Два месяца. Шестьдесят вечеров. Шестьдесят оборванных мелодий.
Я лежала на диване в своей съёмной однушке, смотрела в потолок и считала. Стены в этом старом доме были тонкие – слышно, как сосед сверху ходит в тапках, как снизу работает телевизор. И как справа – пианино. Каждый вечер в одно время.
Три коробки с вещами так и стояли нераспакованными у стены. Зачем распаковывать? Я не знала, останусь ли здесь. После развода всё казалось временным. Съёмная квартира. Съёмная жизнь. Год назад Костя сказал, что ему нужно пространство. Я дала ему пространство – собрала вещи и ушла. С тех пор меняла квартиры трижды. Эта – четвёртая. И три коробки – как напоминание, что я так и не обустроилась.
Мелодия началась снова.
Я села. Прислушалась. Мои пальцы – длинные, с твёрдыми подушечками от многолетней игры, ногти срезаны коротко, до белого – сами собой зашевелились, повторяя то, что слышала. Двадцать лет за инструментом. Музыкальная школа, училище, консерватория, потом – обратно в музыкальную школу, но уже учителем. Пальцы помнили всё. Первая тема. Переход. Модуляция. И – обрыв.
Тишина.
Почему она не доигрывает?
Я вставала каждый раз, когда музыка обрывалась. Подходила к стене. Прижимала ладонь. Стена была холодная и гладкая – старая советская штукатурка. По ту сторону кто-то сидел у пианино. Кто-то, кто не мог закончить.
Я опустила руку. Вернулась на диван. За окном темнело. Июнь, но вечера ещё прохладные. Я натянула плед до подбородка и закрыла глаза.
Мелодия не выходила из головы.
***
На следующий вечер мелодия началась как обычно. Половина девятого. Первые такты. Та же светлая тема, те же переливы. И оборвалась как обычно – на том же месте.
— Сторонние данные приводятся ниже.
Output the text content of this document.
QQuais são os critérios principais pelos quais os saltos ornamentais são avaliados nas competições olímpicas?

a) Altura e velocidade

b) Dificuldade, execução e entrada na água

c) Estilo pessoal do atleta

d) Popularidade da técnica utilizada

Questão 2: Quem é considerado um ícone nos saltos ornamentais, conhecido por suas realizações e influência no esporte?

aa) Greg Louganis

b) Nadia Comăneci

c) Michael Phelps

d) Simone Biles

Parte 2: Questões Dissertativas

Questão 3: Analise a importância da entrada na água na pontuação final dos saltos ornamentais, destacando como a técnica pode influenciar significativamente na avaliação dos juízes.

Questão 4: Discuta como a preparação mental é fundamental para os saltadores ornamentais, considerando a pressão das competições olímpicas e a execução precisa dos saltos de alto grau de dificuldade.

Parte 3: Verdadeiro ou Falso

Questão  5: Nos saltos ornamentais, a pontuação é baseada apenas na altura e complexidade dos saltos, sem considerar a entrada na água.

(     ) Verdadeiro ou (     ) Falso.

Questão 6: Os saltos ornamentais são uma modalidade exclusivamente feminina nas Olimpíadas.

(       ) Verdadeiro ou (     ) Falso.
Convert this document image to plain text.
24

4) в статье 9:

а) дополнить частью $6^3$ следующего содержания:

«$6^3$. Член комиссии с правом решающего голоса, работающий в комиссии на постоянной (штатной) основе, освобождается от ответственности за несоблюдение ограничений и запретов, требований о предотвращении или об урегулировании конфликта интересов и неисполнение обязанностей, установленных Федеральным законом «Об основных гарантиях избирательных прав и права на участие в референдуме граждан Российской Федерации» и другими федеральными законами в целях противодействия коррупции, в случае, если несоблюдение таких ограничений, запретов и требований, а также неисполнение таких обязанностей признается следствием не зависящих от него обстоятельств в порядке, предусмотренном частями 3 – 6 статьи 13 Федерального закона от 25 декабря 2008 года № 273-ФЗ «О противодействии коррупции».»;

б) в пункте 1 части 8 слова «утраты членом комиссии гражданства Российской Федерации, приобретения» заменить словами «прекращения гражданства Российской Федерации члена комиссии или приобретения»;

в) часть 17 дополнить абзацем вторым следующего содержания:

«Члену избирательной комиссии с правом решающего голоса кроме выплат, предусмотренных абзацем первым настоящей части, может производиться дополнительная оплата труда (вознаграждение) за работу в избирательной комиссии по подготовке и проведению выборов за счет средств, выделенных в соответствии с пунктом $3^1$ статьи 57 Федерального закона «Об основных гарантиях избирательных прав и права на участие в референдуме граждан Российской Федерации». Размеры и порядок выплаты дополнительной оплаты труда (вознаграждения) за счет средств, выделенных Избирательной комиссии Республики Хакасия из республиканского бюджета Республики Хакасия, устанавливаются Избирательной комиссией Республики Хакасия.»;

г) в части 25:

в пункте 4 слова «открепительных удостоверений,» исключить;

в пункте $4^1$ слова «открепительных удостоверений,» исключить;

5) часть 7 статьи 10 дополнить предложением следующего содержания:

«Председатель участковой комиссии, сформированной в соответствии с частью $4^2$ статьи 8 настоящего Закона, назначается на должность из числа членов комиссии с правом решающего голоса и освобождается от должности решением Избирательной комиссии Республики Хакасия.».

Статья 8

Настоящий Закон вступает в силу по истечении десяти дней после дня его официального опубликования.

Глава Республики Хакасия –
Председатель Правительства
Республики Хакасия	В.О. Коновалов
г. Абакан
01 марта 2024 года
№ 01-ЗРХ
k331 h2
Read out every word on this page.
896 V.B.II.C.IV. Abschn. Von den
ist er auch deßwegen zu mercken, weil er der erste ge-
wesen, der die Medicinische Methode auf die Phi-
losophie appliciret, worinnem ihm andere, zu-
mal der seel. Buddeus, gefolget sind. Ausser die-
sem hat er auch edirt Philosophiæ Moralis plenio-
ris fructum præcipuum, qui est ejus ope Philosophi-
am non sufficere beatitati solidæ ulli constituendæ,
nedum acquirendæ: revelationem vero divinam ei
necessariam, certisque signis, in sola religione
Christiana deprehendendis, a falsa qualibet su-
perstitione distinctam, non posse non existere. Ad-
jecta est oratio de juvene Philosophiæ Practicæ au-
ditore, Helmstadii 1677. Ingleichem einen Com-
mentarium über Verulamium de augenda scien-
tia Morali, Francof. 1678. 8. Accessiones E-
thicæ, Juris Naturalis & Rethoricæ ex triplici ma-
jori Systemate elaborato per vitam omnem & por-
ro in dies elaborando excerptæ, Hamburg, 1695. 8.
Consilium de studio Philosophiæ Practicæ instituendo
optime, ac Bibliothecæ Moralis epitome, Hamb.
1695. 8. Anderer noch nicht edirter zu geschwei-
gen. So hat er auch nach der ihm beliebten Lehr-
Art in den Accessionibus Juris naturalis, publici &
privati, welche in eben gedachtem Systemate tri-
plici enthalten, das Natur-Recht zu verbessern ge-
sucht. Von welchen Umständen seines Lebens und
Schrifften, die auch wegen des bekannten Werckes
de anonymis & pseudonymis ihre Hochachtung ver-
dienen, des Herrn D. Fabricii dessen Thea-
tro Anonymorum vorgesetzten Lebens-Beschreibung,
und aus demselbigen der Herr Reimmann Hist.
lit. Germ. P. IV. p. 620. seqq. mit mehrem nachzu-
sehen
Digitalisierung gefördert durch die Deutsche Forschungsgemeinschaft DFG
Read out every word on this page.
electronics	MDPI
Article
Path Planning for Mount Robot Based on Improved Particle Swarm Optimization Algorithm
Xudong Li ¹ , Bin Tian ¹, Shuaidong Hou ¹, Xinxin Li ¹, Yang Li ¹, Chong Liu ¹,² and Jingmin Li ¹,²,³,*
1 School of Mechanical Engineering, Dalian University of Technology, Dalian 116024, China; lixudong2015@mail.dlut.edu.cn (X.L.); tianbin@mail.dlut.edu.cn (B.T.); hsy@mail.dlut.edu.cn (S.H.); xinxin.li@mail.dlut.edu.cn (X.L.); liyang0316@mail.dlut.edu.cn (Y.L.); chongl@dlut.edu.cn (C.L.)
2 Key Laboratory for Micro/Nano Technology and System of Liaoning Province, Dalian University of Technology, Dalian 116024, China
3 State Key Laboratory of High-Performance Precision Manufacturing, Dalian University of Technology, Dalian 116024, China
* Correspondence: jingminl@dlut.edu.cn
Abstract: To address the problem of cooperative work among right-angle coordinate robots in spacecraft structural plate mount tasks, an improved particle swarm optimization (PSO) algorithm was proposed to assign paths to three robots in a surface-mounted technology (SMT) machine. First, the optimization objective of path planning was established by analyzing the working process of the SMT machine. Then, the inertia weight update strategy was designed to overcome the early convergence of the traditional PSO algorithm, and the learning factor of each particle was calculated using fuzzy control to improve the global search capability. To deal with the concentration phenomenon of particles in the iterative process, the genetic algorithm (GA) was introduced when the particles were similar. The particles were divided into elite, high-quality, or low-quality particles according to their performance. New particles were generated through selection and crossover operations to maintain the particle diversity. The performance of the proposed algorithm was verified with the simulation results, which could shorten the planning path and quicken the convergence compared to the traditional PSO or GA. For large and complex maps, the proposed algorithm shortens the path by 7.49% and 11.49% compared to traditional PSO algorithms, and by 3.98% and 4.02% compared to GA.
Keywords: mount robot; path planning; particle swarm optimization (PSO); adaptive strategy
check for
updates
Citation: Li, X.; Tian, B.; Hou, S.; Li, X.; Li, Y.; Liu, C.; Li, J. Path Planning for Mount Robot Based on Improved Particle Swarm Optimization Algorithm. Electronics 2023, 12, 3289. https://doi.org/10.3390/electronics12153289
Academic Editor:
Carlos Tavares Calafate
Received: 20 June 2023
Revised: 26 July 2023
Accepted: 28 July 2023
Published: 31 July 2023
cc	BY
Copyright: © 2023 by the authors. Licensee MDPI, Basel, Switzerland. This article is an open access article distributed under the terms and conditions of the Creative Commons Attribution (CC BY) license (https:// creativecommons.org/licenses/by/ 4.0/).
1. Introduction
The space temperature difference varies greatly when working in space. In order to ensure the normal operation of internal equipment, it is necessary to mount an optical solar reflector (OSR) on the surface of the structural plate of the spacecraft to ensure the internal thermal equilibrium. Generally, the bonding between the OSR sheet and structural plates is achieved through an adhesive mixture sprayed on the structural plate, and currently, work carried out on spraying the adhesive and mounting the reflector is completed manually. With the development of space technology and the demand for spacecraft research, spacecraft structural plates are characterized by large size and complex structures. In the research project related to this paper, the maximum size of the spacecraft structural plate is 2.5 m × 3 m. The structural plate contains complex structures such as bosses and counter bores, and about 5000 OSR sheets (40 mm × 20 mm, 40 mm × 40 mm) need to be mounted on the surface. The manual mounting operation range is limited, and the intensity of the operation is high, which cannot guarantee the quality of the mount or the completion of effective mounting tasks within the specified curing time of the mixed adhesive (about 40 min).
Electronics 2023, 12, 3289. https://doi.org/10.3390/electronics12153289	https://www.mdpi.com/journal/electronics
Но в этот раз я не выдержала.
Встала. Надела тапки. Вышла на лестничную площадку.
Дом был старый – сталинка, высокие потолки, широкие лестницы. Пахло чем-то затхлым, подъездным. Лампочка на площадке моргала. Квартира направо – там жила пожилая женщина, я видела её пару раз в подъезде. Невысокая, сухонькая, спина прямая несмотря на возраст. Она здоровалась кивком, не словами. Я кивала в ответ. Мы никогда не разговаривали.
Я подняла руку. Опустила.
Что я скажу? Здравствуйте, почему вы не доигрываете? Это же глупо. Невежливо. Не моё дело.
Но мелодия... Она жила во мне уже два месяца. Я просыпалась с ней. Засыпала с ней. Ходила на работу и ловила себя на том, что напеваю её под нос. Мои ученики спрашивали – что это за пьеса? Я не знала.
Я вернулась к себе. Легла на диван. Уставилась в потолок.
Ещё один вечер. Ещё один обрыв.
Так не может продолжаться.
***
На следующий вечер я постучала.
Ровно в девять – через полчаса после обрыва. Я рассудила: если постучу сразу, покажусь навязчивой. Если подожду – человек успеет успокоиться.
Дверь открылась не сразу. Я слышала шаги – медленные, осторожные. Потом – щелчок замка.
Женщина смотрела на меня настороженно. Голос у неё оказался низкий, чуть дребезжащий на высоких нотах, когда она спросила:
– Да?
Ей было за семьдесят – ближе к семидесяти пяти, подумала я сначала. Потом передумала. Лицо гладкое, морщины только у глаз и губ. Но глаза – тусклые, будто выцветшие. И взгляд направлен куда-то внутрь. Глаза человека, который долго горевал.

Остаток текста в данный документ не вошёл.